It is very hard to imagine that some 120 years ago Marcus Hook was just a small quiet little fishing town on the Delaware River. That changed in the 1920;s when numerous businesses made Marcus Hook their home. The above post card is from 1908.
CHARTERS
FROM WILLIAM PENN
Three hundred and Twenty two years ago, William
Penn granted charters to two Delaware County villages, giving them the status
of boroughs and confirming their rights as market towns, with the privilege of
having weekly market days, and holding annual fairs. These two villages were Marcus Hook,
chartered Sept. 12 and Chester on Oct. 31, 1701.
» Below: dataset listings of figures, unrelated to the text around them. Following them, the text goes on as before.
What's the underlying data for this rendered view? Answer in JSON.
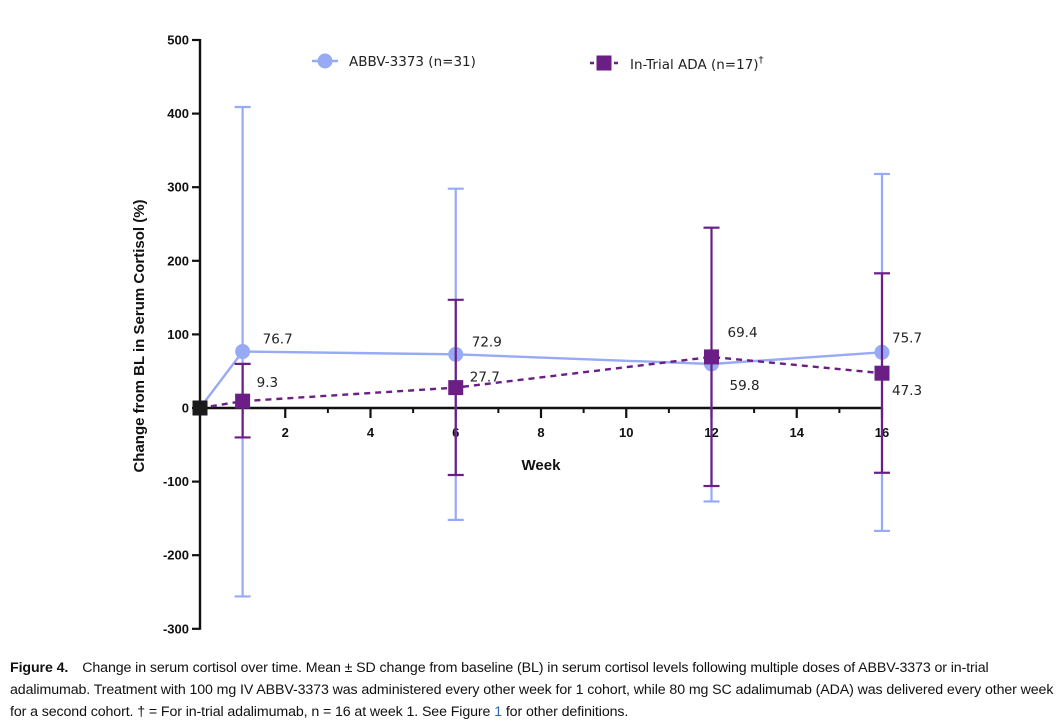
{
  "chart_data": {
    "type": "line",
    "xlabel": "Week",
    "ylabel": "Change from BL in Serum Cortisol (%)",
    "xlim": [
      0,
      16
    ],
    "ylim": [
      -300,
      500
    ],
    "x_ticks": [
      "2",
      "4",
      "6",
      "8",
      "10",
      "12",
      "14",
      "16"
    ],
    "y_ticks": [
      "500",
      "400",
      "300",
      "200",
      "100",
      "0",
      "-100",
      "-200",
      "-300"
    ],
    "legend_position": "top",
    "series": [
      {
        "name": "ABBV-3373 (n=31)",
        "color": "#97aaf5",
        "marker": "circle",
        "line_style": "solid",
        "x": [
          0,
          1,
          6,
          12,
          16
        ],
        "values": [
          0,
          76.7,
          72.9,
          59.8,
          75.7
        ],
        "sd_upper": [
          null,
          409,
          298,
          null,
          318
        ],
        "sd_lower": [
          null,
          -256,
          -152,
          -127,
          -167
        ],
        "labels": [
          "",
          "76.7",
          "72.9",
          "59.8",
          "75.7"
        ]
      },
      {
        "name": "In-Trial ADA (n=17)",
        "name_sup": "†",
        "color": "#6a1e86",
        "marker": "square",
        "line_style": "dashed",
        "x": [
          0,
          1,
          6,
          12,
          16
        ],
        "values": [
          0,
          9.3,
          27.7,
          69.4,
          47.3
        ],
        "sd_upper": [
          null,
          60,
          147,
          245,
          183
        ],
        "sd_lower": [
          null,
          -40,
          -91,
          -106,
          -88
        ],
        "labels": [
          "",
          "9.3",
          "27.7",
          "69.4",
          "47.3"
        ]
      }
    ]
  },
  "caption": {
    "label": "Figure 4.",
    "text_before_link": "Change in serum cortisol over time. Mean ± SD change from baseline (BL) in serum cortisol levels following multiple doses of ABBV-3373 or in-trial adalimumab. Treatment with 100 mg IV ABBV-3373 was administered every other week for 1 cohort, while 80 mg SC adalimumab (ADA) was delivered every other week for a second cohort. † = For in-trial adalimumab, n = 16 at week 1. See Figure ",
    "link_text": "1",
    "text_after_link": " for other definitions."
  }
}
The people of Marcus Hook had asked
William Penn to make their village a market town. The charter as drawn up expressed the
Proprietor’s will that the borough should be called Chichester, and gave exact
boundaries and measurements of the land to be included, listing the names of
the streets and fixing the exact location of the market place. It granted the right to hold a free market in
the said market place on the sixth day of every week, to buy and sell all
manner of provisions and other necessaries of life, and named Walter Martin to
be clerk thereof. Power was grated to
hold a public fair on the 29th day of September and the two days
following in every year, provided that there should be no unlawful sports,
etc. Here follows a list of forbidden
practices with provisions for regulation of the fairs.
The charter of the borough of Chester
was granted by William Penn in response to a petition from the inhabitants that
he confirm unto them a privilege granted some years earlier by the Lieut.
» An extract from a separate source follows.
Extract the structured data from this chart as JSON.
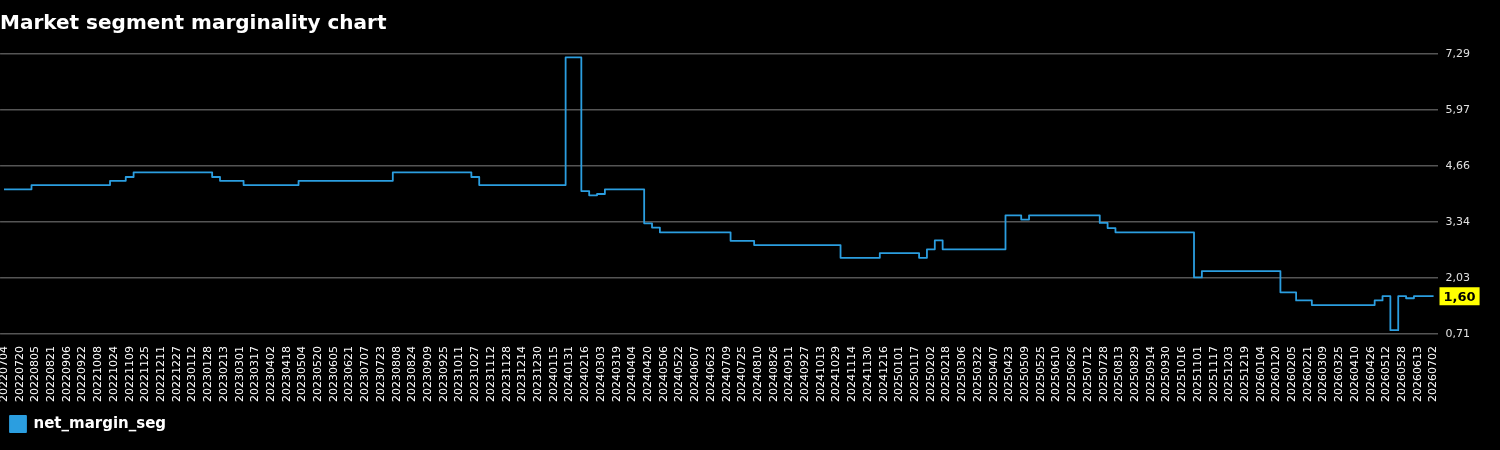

Governor and Council: namely, the right
to hold a weekly market and two fairs each year. This petition was inspired by the fear that
marketing privileges just granted to Marcus Hook might interfere with Chester’s
importance as a market town. In the
charter, Penn referred to his first regulation and division of the counties of
his Providence, by which “the Townsted or Village then having the name of
Upland should be called Chester.” The
charter decreed that the said town be erected into a borough “which shall
extend from the River Delaware two miles backwards into the Woods, and shall be
bounded Eastward with the west side of Ridley Creek, and westward with the East
side of Chester Creek to the said extent of two miles backwards from the River
and shall ever hereafter be called Chester.”
The document is too long to be quoted
fully here, as it set forth in detail how the borough was to be governed, but
one clause has special interest. It
confirmed the right of the inhabitants of Chester “to hold and keep within the
said Town in every week of the Year one Market on the fifth Day of the week of
the Year one Market on the fifth Day of the Week called Thursday, and to
continue that Day and two Days after; and the other of the said Fairs to begin
the fifth Day of October and to continue until the seventh Day of the same
Month.”
The old market house which once stood
in the middle of Market Square, at 3rd and Market Streets in
Chester, was built in 1744 and stood until 1857, according to the late Dr. Anna
Broomall, once curator for this Society.
In a description of the ancient building, she said: “The first story, the market, was built of
brick with arches on the sides; the frame second story on the northern end was
added in 1830 for a council chamber and Public Library with an entrance by an
outside stairway on the southeast corner.
The town Pillory and Stocks stood in Market Square.”